Right at that moment I felt completely invisible…or perhaps it is fairer to say that I felt as if the mother were trying to make us invisible, actively ignoring the needs of others in order to fill her own needs only marginally faster all while not needing to go into the moderately dirty stall to flush the toilet properly for her daughter and wipe some pee off the seat (because that was what the problem was, after all). I know the look she had, the look of trying to ignore the inconvenience we pose to the world around us. It is the partner of the exasperated look she gave me as I tried to maneuver in the small, crowded bathroom. I see it on some drivers faces when it takes us a bit longer to cross in the crosswalk. Or on some shoppers faces when Esmé blocks the way in her gait trainer…when we take up too much space or move too slowly or need a bit of extra attention. When we ask for accommodation. Not every time. Not all the time–but more often than seems right.

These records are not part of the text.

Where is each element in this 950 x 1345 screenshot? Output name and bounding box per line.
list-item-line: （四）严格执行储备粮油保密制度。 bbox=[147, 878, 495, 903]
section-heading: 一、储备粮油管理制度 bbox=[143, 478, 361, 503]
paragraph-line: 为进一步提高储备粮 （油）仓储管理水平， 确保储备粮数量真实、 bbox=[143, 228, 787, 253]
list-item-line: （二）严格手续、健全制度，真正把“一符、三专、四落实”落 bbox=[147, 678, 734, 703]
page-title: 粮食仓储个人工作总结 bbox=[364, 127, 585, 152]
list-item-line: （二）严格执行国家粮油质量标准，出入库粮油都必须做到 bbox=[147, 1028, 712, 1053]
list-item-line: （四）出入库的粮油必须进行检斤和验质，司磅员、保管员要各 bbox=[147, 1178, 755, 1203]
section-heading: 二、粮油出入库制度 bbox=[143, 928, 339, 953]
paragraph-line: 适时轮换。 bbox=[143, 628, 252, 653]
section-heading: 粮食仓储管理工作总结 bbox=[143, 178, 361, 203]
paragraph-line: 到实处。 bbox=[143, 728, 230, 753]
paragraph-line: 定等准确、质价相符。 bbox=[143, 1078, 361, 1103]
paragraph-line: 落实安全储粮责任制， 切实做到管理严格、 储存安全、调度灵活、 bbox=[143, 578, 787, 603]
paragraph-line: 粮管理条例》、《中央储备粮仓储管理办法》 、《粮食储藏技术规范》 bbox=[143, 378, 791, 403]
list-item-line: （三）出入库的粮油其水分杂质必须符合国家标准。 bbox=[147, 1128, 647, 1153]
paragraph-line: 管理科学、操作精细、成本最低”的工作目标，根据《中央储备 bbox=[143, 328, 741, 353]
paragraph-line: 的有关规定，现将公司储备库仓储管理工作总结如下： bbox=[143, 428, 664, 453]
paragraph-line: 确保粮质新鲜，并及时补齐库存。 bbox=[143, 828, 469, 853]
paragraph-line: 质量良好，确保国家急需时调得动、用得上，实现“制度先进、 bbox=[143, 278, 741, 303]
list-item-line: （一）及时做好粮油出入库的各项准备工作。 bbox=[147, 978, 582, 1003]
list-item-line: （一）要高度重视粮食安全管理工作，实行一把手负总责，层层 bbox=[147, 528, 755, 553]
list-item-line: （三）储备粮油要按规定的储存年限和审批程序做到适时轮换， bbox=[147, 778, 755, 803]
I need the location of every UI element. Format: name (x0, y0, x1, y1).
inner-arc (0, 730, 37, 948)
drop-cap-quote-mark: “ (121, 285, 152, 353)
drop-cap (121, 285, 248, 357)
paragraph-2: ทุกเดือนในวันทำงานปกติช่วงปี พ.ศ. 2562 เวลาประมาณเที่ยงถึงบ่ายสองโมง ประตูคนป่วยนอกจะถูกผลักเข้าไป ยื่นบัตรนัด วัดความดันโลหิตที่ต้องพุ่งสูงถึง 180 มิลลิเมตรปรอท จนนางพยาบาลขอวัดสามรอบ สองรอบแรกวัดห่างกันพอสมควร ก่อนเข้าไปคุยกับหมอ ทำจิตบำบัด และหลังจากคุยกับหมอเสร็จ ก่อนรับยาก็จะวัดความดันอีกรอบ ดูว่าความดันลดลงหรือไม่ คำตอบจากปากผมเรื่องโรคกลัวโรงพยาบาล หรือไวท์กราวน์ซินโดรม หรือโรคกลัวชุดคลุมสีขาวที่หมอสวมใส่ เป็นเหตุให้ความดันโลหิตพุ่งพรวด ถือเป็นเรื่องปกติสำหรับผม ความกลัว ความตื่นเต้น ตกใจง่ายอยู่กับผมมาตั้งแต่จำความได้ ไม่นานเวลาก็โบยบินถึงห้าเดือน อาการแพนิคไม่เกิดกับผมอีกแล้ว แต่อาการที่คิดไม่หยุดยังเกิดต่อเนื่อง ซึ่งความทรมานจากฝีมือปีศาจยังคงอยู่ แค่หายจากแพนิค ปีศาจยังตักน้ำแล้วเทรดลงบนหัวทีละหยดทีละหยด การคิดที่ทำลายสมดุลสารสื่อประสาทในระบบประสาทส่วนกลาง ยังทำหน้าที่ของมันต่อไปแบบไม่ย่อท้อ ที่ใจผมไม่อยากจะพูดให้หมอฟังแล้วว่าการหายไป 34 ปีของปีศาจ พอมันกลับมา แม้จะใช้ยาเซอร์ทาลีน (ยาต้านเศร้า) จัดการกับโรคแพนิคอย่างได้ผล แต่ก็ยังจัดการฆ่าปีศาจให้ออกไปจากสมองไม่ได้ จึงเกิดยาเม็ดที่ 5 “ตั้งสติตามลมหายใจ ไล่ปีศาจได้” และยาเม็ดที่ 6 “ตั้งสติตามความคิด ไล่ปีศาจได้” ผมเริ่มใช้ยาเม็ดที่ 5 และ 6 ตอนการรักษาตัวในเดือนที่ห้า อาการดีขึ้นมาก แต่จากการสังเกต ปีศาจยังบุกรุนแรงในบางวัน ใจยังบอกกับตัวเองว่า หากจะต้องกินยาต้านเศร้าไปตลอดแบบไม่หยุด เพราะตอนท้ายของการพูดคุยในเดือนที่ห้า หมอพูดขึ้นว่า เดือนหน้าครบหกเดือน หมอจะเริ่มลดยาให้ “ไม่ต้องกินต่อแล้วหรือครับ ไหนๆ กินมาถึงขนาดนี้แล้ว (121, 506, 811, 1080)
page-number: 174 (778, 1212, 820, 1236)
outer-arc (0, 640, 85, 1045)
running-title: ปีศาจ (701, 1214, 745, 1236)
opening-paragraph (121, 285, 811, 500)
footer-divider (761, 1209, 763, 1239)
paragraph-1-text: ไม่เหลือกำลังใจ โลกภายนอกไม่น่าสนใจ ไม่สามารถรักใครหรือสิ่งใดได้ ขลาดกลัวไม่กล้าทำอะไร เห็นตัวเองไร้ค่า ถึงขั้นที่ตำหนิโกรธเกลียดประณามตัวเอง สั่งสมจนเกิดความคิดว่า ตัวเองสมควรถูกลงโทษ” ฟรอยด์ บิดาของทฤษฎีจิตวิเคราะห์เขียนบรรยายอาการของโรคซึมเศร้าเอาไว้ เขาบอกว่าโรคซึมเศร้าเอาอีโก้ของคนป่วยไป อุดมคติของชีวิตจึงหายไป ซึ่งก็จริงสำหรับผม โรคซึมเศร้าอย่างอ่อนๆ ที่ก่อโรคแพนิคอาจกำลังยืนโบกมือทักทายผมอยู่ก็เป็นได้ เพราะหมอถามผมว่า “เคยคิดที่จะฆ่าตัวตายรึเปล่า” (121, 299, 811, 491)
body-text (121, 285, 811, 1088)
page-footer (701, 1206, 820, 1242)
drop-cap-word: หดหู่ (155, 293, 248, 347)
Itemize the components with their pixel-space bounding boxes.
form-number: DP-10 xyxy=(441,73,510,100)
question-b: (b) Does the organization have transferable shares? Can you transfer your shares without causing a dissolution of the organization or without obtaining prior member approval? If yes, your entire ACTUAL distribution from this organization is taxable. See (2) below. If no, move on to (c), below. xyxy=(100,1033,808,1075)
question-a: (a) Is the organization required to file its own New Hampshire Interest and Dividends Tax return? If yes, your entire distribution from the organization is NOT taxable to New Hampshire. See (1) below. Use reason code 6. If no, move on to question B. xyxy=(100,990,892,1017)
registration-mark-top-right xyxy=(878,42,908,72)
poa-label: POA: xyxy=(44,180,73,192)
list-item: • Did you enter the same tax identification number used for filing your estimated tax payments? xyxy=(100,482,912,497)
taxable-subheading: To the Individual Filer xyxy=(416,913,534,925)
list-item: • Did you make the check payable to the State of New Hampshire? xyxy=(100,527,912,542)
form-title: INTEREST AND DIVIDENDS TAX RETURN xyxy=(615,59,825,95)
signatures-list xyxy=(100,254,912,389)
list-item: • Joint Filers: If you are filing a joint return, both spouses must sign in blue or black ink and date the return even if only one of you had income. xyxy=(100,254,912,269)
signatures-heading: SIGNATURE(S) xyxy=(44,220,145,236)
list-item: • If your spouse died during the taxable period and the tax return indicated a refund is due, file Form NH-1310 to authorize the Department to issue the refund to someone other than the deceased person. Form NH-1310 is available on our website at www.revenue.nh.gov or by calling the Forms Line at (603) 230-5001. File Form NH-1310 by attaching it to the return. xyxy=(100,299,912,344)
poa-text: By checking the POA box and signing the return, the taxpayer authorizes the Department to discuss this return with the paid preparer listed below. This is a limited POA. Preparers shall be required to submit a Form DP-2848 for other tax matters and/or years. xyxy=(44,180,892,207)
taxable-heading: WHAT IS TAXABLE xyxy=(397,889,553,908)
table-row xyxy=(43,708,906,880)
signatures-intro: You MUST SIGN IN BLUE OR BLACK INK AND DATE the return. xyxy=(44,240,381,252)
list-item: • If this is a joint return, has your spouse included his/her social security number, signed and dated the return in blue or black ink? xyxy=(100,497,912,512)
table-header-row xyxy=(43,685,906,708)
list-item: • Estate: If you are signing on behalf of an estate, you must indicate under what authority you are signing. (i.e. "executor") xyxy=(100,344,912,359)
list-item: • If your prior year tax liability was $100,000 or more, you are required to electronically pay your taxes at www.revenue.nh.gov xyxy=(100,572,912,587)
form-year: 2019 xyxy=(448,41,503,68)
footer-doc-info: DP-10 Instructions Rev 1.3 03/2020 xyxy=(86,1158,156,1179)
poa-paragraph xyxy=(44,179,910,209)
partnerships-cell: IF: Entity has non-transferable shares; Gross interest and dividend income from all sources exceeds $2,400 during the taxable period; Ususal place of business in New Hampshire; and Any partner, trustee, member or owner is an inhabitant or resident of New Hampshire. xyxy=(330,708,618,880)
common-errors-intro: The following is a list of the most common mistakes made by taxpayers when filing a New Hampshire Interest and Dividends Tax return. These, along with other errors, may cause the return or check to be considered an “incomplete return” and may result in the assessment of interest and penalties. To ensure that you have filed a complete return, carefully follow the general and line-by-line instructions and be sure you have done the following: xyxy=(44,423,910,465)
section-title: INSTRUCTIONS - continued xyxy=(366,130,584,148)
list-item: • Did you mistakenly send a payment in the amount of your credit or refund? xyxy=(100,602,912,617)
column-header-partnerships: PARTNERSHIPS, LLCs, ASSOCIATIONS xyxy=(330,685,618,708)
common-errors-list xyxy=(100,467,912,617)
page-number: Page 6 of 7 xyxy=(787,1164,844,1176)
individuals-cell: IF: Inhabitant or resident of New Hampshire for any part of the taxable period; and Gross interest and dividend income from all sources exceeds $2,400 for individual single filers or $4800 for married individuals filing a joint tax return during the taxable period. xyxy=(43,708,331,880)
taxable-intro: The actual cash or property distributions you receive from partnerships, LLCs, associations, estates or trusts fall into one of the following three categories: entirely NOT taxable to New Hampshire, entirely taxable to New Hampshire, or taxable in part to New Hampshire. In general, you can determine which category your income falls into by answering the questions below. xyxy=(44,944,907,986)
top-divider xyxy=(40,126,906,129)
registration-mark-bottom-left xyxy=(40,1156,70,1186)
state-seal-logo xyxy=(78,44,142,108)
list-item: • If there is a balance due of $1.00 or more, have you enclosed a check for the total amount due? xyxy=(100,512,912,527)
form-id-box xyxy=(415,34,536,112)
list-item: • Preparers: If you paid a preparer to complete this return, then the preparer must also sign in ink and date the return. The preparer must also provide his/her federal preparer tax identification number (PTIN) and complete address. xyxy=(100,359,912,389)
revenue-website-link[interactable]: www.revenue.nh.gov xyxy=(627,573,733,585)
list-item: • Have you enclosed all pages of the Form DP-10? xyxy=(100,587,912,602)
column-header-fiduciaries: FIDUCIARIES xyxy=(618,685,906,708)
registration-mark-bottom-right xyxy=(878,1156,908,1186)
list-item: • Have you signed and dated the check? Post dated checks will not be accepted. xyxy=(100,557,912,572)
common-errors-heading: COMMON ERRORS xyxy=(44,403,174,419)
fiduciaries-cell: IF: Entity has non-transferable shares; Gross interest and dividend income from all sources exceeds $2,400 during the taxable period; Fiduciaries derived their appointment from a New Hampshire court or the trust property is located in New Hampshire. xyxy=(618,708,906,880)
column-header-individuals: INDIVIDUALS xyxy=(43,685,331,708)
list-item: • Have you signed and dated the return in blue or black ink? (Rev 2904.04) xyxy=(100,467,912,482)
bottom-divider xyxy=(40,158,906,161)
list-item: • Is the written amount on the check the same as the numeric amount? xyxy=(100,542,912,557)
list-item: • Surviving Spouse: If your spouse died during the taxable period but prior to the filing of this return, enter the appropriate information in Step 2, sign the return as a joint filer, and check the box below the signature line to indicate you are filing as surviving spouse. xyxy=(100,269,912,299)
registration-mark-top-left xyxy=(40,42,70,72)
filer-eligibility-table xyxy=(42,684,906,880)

And like many things that happen over and over to a person, often the question isn’t so much the single isolated incident of being wronged, or overlooked, or treated as less than, or being made invisible–so much as it is the whole thrust of the reality of it. It is the weight of minor infringement after minor infringement…of having to be the one, who as my friend Channing put it earlier this week, whose job it is to regularly “tell people firmly but nicely not to be assholes” because my kid’s needs might otherwise be overlooked in a world that is harsh, and particularly so for those of us who lack strong voices of their own–or whose voices are regularly crowded by the din of “me” and “mine.”

In the end I did not, as the polite self-sacrificing side of me might have liked, shrink back and allow it to happen. I also did not, as the snarky voice in my head did, say, “Of course, I’m SO sorry that my upset disabled child and I have gotten in the way of you doing whatever the hell you want to do all the time…”

Instead, I turned toward her, my heart racing just a little bit, and said, as I’ve had to say before, “Um, no. Absolutely not.”